Oil should be priced in Honest Money NOW.
The six members of the Gulf Cooperation Council (GCC) are Saudi
Arabia, Bahrain, Kuwait, Oman, Qatar and the United Arab
Emirates.
They all peg their currencies to the US dollar.
Kuwait pegs its currency to a basket including the US dollar.
The five others only to the dollar.
Most of those five others seem to be in the process of de-pegging from
the US dollar.
Of the six GCC-members, only Bahrain and Oman are NOT OPEC
members.
The 6th summit of the leaders of the Developing-8 Muslim nations,
also known as Group of Eight Islamic Developing Countries, and
popularly known as the D-8, is being held from 4 to 8 July 2008 in
Kuala Lumpur, Malaysia.
The theme of the summit is “Meeting Challenges Through Innovative
Cooperation”.
The D-8 was set up in 1997 as an economic alliance with the objective
of improving the position of Muslim developing countries in the
global
world economy through the diversification of their economies by
creating new opportunities via increased trade relations.
Its eight members comprise Indonesia Bangladesh, Egypt, Iran, Nigeria,
Malaysia, Pakistan and Turkey.
Iran and Nigeria are also OPEC members.
I understand Indonesia is no longer an OPEC member.
Rais Yatim, Malaysia’s foreign minister and D-8 chairman, was quoted by the Financial Times on Monday 7 July 2008 as having said on Sunday 6 July 2008 that the D-8 wanted the UN to lead efforts to bring down fuel prices because oil producers, particularly OPEC members, “do not seem to see the logic that by producing more oil they would reduce the price”.
TRUTH
Spontaneous logic is the order that the human intellect follows
naturally in knowing reality.
For Thomas Aquinas, logic is the art that directs the reasoning
process
so that man may attain knowledge of the truth in an orderly way, with
ease, and without error.
Logic teaches us that one of the assumptions missing in Yatim’s reasoning is that other prices in the economic system exist and remain unchanged.
Moreover, for the law of supply and demand to operate in the oil
trade, the supply of oil must be exchanged through a medium of
exchange
for something the consumers of oil can offer to the suppliers, so
that
a price can be arrived at.
Supply and demand have to be meeting in a standard of value so that a
price can be arrived at.
Oil is not being bartered on this planet (except perhaps by
Venezuela).
Instead of barter, oil is being exchanged through trade.
The oil trade is being conducted with money,
money being a good that is readily accepted in a given geographical
area and that is sought for the purpose of being re-exchanged.
At present supply and demand of oil are meeting in the US dollar, a currency which the inhabitants of this planet, outside of the USA, are more and more unwilling to hold and which they are thus not seeking (for the purpose of being re-exchanged).
Indeed, since 15 August 1971, when USA president Richard Nixon
broke the Bretton Woods system, the US dollar has no value.

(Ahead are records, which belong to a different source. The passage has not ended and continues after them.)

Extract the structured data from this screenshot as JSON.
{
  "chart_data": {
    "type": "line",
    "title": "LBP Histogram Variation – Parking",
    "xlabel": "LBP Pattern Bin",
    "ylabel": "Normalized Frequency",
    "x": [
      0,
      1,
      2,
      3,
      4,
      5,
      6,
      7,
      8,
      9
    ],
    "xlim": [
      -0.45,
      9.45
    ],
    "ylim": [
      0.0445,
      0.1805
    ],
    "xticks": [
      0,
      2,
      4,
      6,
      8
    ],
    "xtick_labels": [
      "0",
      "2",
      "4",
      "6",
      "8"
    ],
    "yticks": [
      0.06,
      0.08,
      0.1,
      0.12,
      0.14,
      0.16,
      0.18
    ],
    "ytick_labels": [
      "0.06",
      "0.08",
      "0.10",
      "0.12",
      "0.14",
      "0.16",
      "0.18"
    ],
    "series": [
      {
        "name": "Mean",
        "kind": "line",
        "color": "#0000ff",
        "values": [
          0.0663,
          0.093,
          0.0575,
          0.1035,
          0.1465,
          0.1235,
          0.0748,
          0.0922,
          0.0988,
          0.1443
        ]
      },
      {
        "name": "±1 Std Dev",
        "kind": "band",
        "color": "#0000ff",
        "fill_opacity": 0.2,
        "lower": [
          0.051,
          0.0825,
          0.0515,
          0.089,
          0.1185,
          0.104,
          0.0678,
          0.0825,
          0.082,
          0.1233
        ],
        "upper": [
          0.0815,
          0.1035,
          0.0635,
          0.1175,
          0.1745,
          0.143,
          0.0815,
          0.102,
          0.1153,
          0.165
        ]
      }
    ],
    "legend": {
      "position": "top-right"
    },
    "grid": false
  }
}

The dollar-regime is at present inflating the price of oil-wealth to
such an extent that price inflation in the D-8 is three times as high
as in the west.
Oil-speculators are therefore not interested in the possession of oil
as wealth, but only in concluding wagers over the oil price in order
to
tap its monetary surplus value.
Hence, untapped oil reserves have, for oil producers, the same wealth-consolidating function as gold.
That’s why after de-pegging from the US dollar, the GCC states should not re-peg their currencies against a basket of world currencies but should allow their currencies to freely float, with their oil and gold reserves also freely floating but in the background.
In the meantime, if the D-8, with its OPEC members, Iran and
Nigeria, really wants to bring down fuel prices, it should see the
logic that oil producers, particularly OPEC members, will only be
enticed to produce more oil if that which they receive in exchange
for
their oil-wealth has some value.
Why should they give their oil-wealth away for something which has no
value?
To repeat, since 15 August 1971, when USA president Richard Nixon
broke the Bretton Woods system, the US dollar has no value.
Oil should be priced in Honest Money NOW.